Research Spotlight: Carla-Ann Brown

Q & A with Carla-Ann Brown, Ed. D., University School Assistant Professor at the P.K. Yonge Developmental Research School

What research are you currently working on?

My primary research areas are equitable teaching and learning and Culturally Sustaining (CS) practices. Currently, my research focuses on promoting an anti-racist and CS school culture through advancing systems and structures that increase opportunities for faculty of color (FoC). More specifically, as repercussions of the pandemic and racially targeted state laws continue to negatively impact Black educators, research on the simultaneous impact of both external stressors (COVID-19 and racially targeted state laws) is lacking Black educator insights critical to improving educational systems. My goal is to develop robust representation in this research field by creating opportunities for Black K-12 educators to share their authentic experiences and personal truths, including acknowledging the consequences of these challenges on Black educator well-being, efficacy, and tenure. With this goal in mind, if awarded the 23-24 Spencer Postdoctoral fellowship, I intend to continue a cross-cultural and international analysis of how Black educators experience racialized school climates amidst a global COVID-19 pandemic that will begin during my Fulbright experience in the U.K. during the 2023 Spring semester.

What is the broader impact of your research?

Previously as a 6th-grade educator, I facilitated CS and universally designed environments and experiences that helped students apply their skills and knowledge beyond the classroom, as I provided grade-level experiences that created a sense of community among all teachers, students, and families. My work has aligned with the P.K. school mission of disseminating best practices, including standards-based grading and rubrics, student agency, self-regulated learning, and critical thinking and thought-provoking dialogue. Not only has my work influenced other educators and professionals at my school, but I have also had multiple opportunities to host and collaborate with educators from across the country and worldwide. As a practitioner-researcher, my work has afforded me opportunities to present at over twenty professional presentations (international, national, and state), lead professional learning opportunities for faculty and administration, and craft several publications in peer-reviewed journals.

What other research topics are you interested in?
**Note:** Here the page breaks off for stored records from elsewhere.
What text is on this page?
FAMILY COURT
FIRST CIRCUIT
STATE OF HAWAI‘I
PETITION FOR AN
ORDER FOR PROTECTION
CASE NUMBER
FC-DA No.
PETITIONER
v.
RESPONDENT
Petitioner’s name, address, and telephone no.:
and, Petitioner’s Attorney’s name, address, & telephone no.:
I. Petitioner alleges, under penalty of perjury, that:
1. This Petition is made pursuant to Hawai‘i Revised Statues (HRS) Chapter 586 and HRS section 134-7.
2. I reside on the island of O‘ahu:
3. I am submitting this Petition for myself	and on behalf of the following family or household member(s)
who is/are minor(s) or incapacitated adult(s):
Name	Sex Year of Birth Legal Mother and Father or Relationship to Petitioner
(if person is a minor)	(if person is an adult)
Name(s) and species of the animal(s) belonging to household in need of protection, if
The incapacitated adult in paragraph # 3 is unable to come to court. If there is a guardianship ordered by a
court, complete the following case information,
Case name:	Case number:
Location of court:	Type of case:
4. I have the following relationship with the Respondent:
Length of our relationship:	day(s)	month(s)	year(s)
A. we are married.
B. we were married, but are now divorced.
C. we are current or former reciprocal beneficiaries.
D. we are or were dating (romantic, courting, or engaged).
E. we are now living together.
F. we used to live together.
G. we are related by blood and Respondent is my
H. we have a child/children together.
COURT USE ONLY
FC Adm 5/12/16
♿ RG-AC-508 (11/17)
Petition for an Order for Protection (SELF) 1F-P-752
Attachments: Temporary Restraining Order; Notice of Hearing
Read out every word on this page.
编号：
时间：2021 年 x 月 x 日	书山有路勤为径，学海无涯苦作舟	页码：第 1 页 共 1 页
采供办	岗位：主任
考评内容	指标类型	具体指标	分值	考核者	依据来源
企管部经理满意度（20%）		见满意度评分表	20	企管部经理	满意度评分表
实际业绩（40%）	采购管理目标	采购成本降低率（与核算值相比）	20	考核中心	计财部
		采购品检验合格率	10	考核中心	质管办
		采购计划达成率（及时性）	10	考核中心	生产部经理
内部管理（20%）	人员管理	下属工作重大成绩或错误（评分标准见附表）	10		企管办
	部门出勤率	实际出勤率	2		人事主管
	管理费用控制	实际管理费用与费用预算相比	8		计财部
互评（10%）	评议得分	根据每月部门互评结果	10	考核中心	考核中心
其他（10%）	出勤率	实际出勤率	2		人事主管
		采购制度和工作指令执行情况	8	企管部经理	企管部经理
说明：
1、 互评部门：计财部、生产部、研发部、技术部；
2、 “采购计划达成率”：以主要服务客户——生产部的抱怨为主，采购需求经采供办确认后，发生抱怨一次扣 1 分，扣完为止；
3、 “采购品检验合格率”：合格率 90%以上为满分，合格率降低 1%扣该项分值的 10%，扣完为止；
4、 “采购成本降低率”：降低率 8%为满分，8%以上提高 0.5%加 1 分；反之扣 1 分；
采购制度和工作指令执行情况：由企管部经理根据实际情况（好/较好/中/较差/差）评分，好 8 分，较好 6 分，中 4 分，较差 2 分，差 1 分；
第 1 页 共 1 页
Amplifying the experiences of underrepresented groups in educational research is consistent throughout my work. During the first half of my career, I completed a series of practitioner research studies to inform schoolwide commitments to transforming systems to better serve all students through creating CS and equitable learning environments. I have engaged in inquiry that focused on using a Standards-Based Grading model to facilitate a more equitable and well-balanced learning environment for all students built around the principles of Universal Design for Learning (UDL) and creating systems of dialogue and communication where students could reflect on their growth throughout a unit/semester. Over the past couple of years, I have also investigated the design and implementation of curricula comprised of the study of difficult history and the power of human voice used by minoritized communities to gain power and leverage democratic structures to achieve justice. This work was significant because it encouraged students to problematize the ideal of citizenship in a diverse and inclusive democracy, analyze the diversity in human perspectives, and interrogate historical decisions made, particularly those that impacted the experiences of historically marginalized groups.